DP - Meu pior inimigo

Como anda o meu relacionamento comigo mesmo?
 
 
Nos meus primeiros meses de recuperação em A.A., meu relacionamento com um Poder Superior e a Irmandade foi difícil. Eu não sabia que o meu maior inimigo mora dentro de mim. Quantas vezes, inconscientemente, briguei com esse monstro que me levava ao primeiro gole? Meus instintos ficavam liberados para agir desregradamente, contrariando a vontade de um Poder Superior. O meu maior inimigo passava a circular pelos quatro cantos dessa vida, com orgulho, arrogância e muitas vontades, um verdadeiro drácula sugando o sangue das pessoas que viviam ao meu redor.
 
Quando entrei numa sala de A.A. tive uma grande surpresa: pensei que fosse ver pessoas bêbadas, sujas e rasgadas. Para meu espanto, a única pessoa barbuda, suja e cheirando a álcool era eu. Pensei que veria alguém à frente de todos, falando como se fosse o dono da verdade (acostumado como estava a uma vida em que alcoólico não tem vez), mas qual nada, em A.A. tudo é diferente.
 
Senti uma grande alegria quando o coordenador explicou que em A.A. não existem professores e que todos somos iguais pois temos a mesma doença: alcoolismo. Disse que a palavra estava à disposição para quem quisesse fazer uso.
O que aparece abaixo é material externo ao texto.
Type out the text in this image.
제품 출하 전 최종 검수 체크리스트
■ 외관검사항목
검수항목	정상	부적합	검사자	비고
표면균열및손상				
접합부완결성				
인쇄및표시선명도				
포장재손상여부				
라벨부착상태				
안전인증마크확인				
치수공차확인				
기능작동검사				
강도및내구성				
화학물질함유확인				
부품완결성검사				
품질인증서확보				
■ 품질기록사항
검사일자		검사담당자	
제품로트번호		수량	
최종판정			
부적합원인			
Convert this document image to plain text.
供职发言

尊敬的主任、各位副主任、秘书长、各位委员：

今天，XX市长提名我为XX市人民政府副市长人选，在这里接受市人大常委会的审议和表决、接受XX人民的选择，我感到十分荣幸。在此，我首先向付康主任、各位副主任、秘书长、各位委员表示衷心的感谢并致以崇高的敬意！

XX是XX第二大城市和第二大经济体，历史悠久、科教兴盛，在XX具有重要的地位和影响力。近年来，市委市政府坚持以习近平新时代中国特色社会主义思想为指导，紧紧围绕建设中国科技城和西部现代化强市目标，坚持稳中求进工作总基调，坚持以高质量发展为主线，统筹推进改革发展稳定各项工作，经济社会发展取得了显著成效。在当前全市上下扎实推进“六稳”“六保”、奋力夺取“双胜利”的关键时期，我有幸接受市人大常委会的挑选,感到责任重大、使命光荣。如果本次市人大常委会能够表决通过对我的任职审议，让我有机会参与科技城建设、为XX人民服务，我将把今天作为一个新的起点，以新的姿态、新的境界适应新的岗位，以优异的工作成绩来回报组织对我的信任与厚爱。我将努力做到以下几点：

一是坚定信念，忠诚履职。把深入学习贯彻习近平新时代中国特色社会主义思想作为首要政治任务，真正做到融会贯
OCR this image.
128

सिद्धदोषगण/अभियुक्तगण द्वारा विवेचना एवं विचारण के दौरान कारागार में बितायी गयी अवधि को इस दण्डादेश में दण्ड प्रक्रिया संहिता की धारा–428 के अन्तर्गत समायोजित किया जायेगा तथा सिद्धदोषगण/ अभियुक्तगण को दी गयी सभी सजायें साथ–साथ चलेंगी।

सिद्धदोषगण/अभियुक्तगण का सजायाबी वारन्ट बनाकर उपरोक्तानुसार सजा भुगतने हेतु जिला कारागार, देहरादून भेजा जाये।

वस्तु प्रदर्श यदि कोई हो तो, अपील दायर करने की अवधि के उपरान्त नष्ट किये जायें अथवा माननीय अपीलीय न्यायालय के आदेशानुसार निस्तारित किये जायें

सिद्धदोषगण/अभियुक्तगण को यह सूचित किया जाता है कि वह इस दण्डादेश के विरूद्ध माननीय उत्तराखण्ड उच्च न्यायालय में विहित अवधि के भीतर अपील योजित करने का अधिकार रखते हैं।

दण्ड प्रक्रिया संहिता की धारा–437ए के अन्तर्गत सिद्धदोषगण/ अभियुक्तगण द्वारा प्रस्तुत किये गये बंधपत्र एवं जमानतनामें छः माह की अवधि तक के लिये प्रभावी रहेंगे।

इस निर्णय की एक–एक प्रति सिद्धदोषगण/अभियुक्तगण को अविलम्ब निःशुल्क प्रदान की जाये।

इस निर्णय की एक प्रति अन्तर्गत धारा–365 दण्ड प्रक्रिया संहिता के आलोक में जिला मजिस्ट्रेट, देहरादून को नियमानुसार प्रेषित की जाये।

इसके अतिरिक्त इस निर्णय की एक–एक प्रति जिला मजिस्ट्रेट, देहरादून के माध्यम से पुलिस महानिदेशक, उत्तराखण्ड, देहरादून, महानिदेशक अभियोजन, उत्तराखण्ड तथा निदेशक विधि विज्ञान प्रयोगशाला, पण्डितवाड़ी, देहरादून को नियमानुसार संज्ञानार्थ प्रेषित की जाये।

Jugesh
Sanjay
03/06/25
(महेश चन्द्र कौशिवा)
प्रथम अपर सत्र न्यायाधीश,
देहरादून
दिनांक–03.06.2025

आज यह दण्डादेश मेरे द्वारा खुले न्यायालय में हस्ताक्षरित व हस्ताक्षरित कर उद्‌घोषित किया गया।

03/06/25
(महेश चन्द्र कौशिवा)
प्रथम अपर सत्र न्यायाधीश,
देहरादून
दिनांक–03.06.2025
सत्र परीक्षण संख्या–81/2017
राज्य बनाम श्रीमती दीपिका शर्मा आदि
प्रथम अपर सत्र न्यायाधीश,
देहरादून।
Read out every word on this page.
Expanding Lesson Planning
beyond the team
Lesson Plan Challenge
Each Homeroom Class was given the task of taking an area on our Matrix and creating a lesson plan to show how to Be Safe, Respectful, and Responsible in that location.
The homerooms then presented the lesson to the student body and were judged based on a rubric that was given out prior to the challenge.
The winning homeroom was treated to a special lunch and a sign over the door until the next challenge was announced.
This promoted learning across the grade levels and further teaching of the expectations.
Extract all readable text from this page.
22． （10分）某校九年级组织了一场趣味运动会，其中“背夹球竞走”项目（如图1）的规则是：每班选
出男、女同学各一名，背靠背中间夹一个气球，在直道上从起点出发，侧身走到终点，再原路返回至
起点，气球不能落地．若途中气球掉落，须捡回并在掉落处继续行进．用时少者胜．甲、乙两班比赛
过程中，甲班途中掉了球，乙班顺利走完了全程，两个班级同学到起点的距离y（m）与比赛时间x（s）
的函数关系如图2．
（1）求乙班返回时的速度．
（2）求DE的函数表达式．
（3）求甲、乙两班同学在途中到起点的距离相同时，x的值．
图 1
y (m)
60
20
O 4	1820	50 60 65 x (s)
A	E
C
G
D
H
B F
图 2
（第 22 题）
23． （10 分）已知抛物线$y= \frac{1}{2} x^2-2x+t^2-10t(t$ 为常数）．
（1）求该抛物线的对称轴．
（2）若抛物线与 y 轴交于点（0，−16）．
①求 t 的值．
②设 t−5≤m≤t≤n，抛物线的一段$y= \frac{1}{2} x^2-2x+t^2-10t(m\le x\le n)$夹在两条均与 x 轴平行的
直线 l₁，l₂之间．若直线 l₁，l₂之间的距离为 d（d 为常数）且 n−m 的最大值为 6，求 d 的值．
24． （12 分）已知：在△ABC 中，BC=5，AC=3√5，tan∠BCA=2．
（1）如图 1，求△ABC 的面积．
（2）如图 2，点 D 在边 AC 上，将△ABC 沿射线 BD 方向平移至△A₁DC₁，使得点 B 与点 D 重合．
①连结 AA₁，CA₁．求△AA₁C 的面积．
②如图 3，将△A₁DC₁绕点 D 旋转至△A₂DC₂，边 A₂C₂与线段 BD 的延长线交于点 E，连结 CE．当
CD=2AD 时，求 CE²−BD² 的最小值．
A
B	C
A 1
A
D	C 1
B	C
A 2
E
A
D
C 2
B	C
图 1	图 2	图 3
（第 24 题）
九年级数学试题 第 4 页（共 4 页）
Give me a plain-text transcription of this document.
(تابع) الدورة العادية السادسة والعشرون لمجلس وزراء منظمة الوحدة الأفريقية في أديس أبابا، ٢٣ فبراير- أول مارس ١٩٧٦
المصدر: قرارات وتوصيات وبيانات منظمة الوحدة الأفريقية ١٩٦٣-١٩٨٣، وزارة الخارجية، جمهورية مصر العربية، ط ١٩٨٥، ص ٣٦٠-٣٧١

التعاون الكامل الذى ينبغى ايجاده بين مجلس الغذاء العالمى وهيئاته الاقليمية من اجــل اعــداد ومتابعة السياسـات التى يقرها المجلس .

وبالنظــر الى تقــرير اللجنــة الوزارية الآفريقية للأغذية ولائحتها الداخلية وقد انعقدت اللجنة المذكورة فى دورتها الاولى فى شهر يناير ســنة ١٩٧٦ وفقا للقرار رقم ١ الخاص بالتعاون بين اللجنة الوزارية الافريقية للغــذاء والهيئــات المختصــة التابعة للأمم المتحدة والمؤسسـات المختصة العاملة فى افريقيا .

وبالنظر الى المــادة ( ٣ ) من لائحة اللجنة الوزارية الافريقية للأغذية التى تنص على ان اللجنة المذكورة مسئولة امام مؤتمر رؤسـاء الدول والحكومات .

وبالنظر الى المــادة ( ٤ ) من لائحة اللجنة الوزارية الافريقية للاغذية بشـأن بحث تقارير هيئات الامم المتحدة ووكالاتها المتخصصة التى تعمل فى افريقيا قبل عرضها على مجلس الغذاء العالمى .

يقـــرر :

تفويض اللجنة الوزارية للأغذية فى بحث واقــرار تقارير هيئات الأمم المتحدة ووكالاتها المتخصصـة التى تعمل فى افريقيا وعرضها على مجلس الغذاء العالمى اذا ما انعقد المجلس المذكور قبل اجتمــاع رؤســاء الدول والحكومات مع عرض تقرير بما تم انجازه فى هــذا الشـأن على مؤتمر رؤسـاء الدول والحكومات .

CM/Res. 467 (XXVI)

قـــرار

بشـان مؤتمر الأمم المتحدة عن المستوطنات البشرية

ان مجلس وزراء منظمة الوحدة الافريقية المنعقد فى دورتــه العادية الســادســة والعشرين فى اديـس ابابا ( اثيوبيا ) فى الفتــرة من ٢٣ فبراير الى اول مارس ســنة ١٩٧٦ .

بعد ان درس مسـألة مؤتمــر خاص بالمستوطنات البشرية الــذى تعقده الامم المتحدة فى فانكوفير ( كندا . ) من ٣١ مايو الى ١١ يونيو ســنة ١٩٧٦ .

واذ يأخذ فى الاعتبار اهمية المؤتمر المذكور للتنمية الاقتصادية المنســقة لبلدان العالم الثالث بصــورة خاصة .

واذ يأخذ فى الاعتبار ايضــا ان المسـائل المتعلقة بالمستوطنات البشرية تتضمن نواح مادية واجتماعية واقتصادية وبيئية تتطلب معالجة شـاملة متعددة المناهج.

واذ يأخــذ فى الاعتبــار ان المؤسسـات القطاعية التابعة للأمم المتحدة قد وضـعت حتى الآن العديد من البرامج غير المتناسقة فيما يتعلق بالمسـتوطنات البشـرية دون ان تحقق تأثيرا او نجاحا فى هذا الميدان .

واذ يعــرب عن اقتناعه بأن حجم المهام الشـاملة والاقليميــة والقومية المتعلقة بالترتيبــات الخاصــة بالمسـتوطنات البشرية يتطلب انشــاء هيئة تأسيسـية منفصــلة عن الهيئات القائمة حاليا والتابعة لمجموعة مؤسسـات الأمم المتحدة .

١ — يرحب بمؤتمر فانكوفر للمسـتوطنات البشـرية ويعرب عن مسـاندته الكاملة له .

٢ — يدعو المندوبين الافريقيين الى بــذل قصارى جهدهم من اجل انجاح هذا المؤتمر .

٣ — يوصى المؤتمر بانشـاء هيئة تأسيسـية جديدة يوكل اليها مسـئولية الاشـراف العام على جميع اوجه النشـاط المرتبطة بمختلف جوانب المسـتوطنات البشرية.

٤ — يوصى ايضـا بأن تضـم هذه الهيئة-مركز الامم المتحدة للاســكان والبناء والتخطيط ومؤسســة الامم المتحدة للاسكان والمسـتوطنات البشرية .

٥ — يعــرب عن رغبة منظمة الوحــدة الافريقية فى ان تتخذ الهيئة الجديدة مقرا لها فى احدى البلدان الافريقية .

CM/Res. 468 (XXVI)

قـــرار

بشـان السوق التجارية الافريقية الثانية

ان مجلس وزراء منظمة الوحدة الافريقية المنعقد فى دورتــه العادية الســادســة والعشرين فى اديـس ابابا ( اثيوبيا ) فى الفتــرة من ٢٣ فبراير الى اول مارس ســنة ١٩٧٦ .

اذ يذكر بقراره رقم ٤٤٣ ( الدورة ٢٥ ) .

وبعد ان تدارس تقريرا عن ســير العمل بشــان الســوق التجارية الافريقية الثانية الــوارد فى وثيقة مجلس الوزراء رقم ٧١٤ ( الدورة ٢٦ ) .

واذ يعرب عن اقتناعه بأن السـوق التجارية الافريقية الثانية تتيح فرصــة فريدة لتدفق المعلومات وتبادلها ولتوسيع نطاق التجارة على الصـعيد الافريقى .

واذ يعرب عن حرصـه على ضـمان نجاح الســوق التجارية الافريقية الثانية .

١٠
Foram lá alguns membros e deram seus depoimentos, até que foi uma mulher - me deu até um gelo por dentro, pois eu nunca imaginara que mulheres fossem alcoólicas e minha cabeça pensou "aqui neste A.A. é uma loucura! Nunca no meu viver ouvi uma mulher falar assim!"
 
Tudo isso foi uma grande força para mim, comecei a acreditar na Irmandade. Mais um espanto quando li uma plaqueta que dizia "Evite o primeiro gole". Pensei que isso não seria difícil, pois quantas vezes já o tinham evitado, mas, por não ter conhecimento de que eu era um alcoólico, acabava sempre voltando a beber. E quando isso acontecia eu me desentendia com o meu maior inimigo cheio de prepotência. Estou consciente de que era esse primeiro gole que abria caminho aos meus instintos para agirem de forma descontrolada.
 
Nos meus primeiros meses eu me perguntava: será que esse tal de A.A. funciona mesmo? Estava na sala com um pé na frente e outro atrás. Mil dúvidas passavam pela minha cabeça, mas pensava em tomar uma decisão positiva, não queria decepcionar Deus (como O entendo), nem a Irmandade, e nem a mim! Há dezenove dias estava em A.A. quando resolvi ingressar. Escolhi um padrinho, que me entregou uma ficha amarela. Foi uma grande alegria, porque durante esses dezenove dias eu estava abstêmio. Continuava pensando: "Será que existe aqui algum segredo?" Cheio de curiosidade, perguntei a um companheiro: "Escuta, para participar de A.A. precisa fazer alguma coisa?"

 
Ele respondeu: "Evitando o primeiro gole, você pode fazer da sua vida o que quiser".
 
Pensei: "É moleza demais, só evitar o primeiro gole e fazer o que quiser? Estou no lugar certo!" Não podia entender que depois de entregar a vida e a vontade aos cuidados de um Poder Superior dentro de uma' sala de A.A., morre o velho homem para nascer um homem novo e viver uma vida nova, deixando de cometer os erros do passado. Errar é humano, mas persistir no erro é falta de aceitação. Afinal, cheguei à Irmandade pela misericórdia de um Poder Superior, que me tirou daquela lama suja, trazendo-me para essa bênção de Irmandade.
 
Mas, mesmo sabendo dessas verdades, não dei ouvidos à Irmandade. Achei que poderia governar a minha vida sem depender de nada nem de ninguém. Tomei a pior decisão da minha vida aceitando aquela sugestão de que era só evitar o primeiro gole e fazer da minha vida o que quisesse. Passei a acreditar que era dono da situação e voltei a viver nas trevas. Passei a ser autoconfiante e a fazer coisas que há 18 anos não fazia: fumar cigarro e maconha, cheirar tinner, tomar comprimidos.
 
Tomei-me um bêbado seco, somente evitando o primeiro gole, mas completamente insano e deprimido, querendo ficar "ligado" às custas de outras drogas. No tempo do alcoolismo eu não bebia pelo prazer, mas sim pelo efeito. Evitando o primeiro gole "e pronto", transformei meu viver num inferno. Meus instintos voltaram a viver soltos: ódio, rancor, auto-piedade. Eu sentava na cadeira, numa sala de AA, e dizia: "Maldito o homem que confia em outro homem! Eu confio em Deus e em
mais ninguém!"
 
Fazendo tudo do meu jeito, levei muito tropeço e tombo, até cair com o rosto no chão para sentir a dor da minha impotência e ser levantado pelas mãos de um Poder Superior. Minha mente começou a se abrir e passei a procurar sugestões para resolver o meu problema.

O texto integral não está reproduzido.